It's Sunday, 4/23/2023 and I'm sitting here in Titusville listening to the wind howl. Windy predicted 10 to 13 kt NE winds but I'm seeing 20 to 25 kts sustained winds at my dock. I'm sure it's more than that in the wide-open spaces of Indian River Lagoon heading north to New Smyrna. Did any weather forecast predict the high winds I'm seeing today?
Let's take a pictorial walk with the photos below. It's interesting to compare the predictions between the major weather models used by the weather apps to see which one predicted what I'm seeing right now at my dock in Titusville at 6:00 am. Based on what you will see in the comparisons, I now know which ones I will depend on in the future.
I used three weather apps showing nine predictions based on seven weather models:
- PredictWind can show the predictions by seven weather models that you can switch between with a tap.
- Aqua Map can show the predictions from NOAA's HRRR model, NOAA's coastal forecast, and the local NOAA weather forecast with a tap on a chart location.
- Windy can show several weather models but I used it for the ECMWF model (the European model) just to be sure that PredictWind and Windy agree when using that model.
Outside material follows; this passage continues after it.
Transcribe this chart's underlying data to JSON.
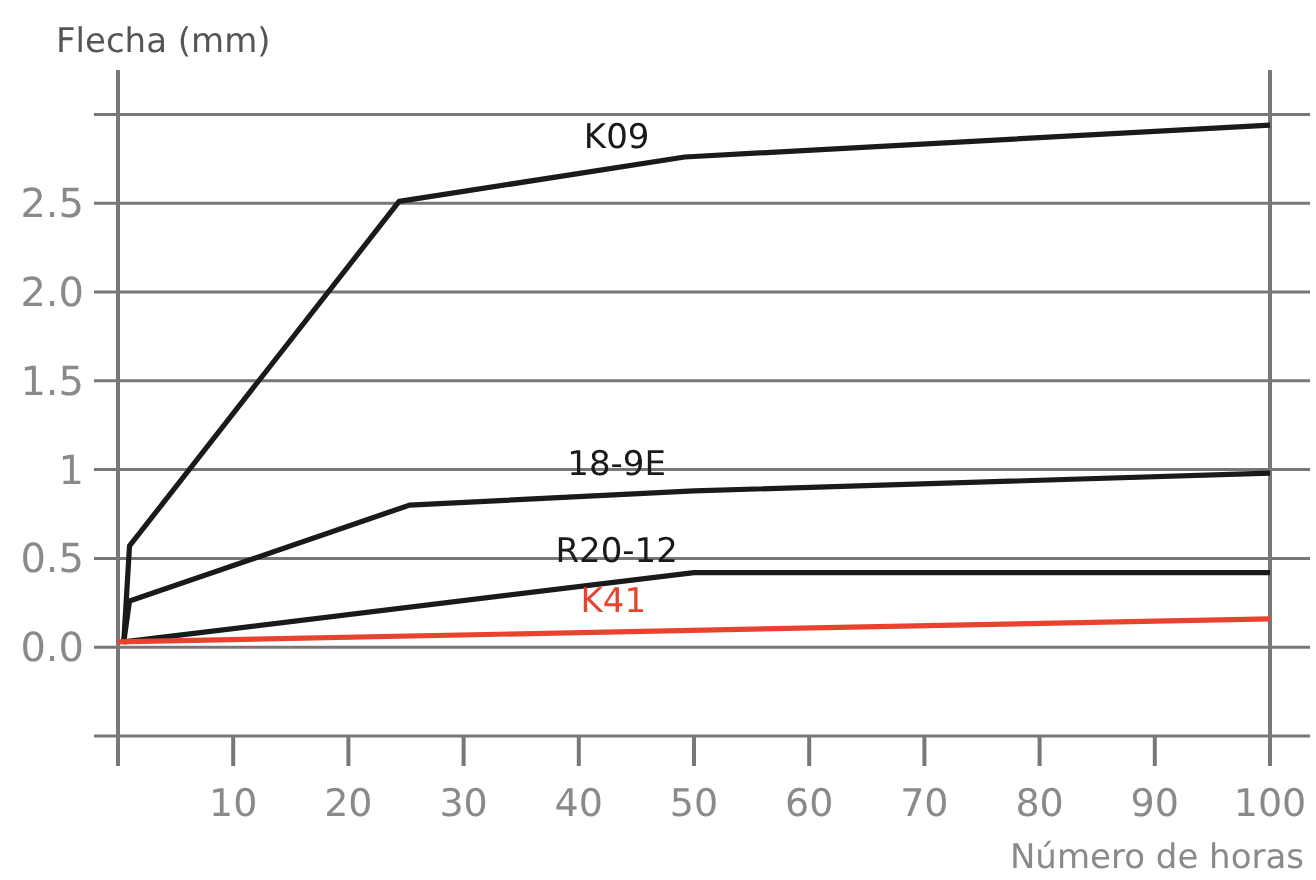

The weather model used is more important than the app used to display the results. I checked the display of the ECMWF model prediction by PredictWind and Windy just to be sure and as expected, both showed the same prediction.
Now let's get to the visual comparisons. First up is Windy. It is a clear miss when using the ECMWF model, it does not show the 20 to 25 sustained winds I saw for several hours that morning.
The PredictWind display of the ECMWF model shows 10 kts. I didn't tap the exact same spot on the chart so it's off by 2 kts but it's pretty close. It certainly doesn't predict the 20 to 25 kts sustained winds. It's still a miss.
How about the GFS model? Here's the prediction from PredictWind using that model for 11 kts. Another clear miss.
Now we've shown the two most popular models: the European ECMWF and the US GFS model but both failed to show the 20 to 25 kt winds I saw that morning. PredictWind has a proprietary model based on ECMWF called PWE in their app. Let's take a look. Well that's more like it. It predicted 22 kts at 6:00 am. I would call that a hit!
PredictWind has another proprietary model based on the US GFS model that they call PWG. Let's take a look. It predicted 19 kts, not bad.
Another model to look at is the HRRR model which is NOAA's latest and greatest high resolution weather model for the US that's updated once an hour. How did it fair? Look at the results. It predicted 20 kts that morning.
Next up the Aqua Map forecast using the same model, they ought to agree - and they do but it's presented as a grid of arrows with velocity numbers, easy to understand.
Let's check out the two remaining models in PredictWind. First up is NAM. The North American Mesoscale Forecast System (NAM) is one of the National Centers For Environmental Predictions (NCEP). It missed the high winds.
The one remaining model is UKMO, the United Kingdom Meteorological Office model? It's another miss.
But there are other sources. How about the NOAA coastal forecast? I wouldn't say they got it right either.
Okay, one last source. The local forecast by NOAA that's displayed in Aqua Map with a tap on the chart for that location. I would say that's pretty good, it showed 20 kts of wind!
So, what have we learned? The models may work well most of the time but when a ridge or front comes through, there can be big differences. PWE, PWG, and NOAA's HRRR models fared pretty well predicting the high winds I saw on 4/23 at 6:00 am. I'll be paying more attention to them in the future. The NOAA local forecast gave good results too.
You might want to add the models that did well to your toolbox for predicting weather. It's no fun waking up to unexpected winds, and even less fun being hit with unexpected high winds while underway. There are also weather services you can use that provide forecasts by a meteorologist for your specific needs, at a price, but using the weather models that performed best in this exercise is a good first step.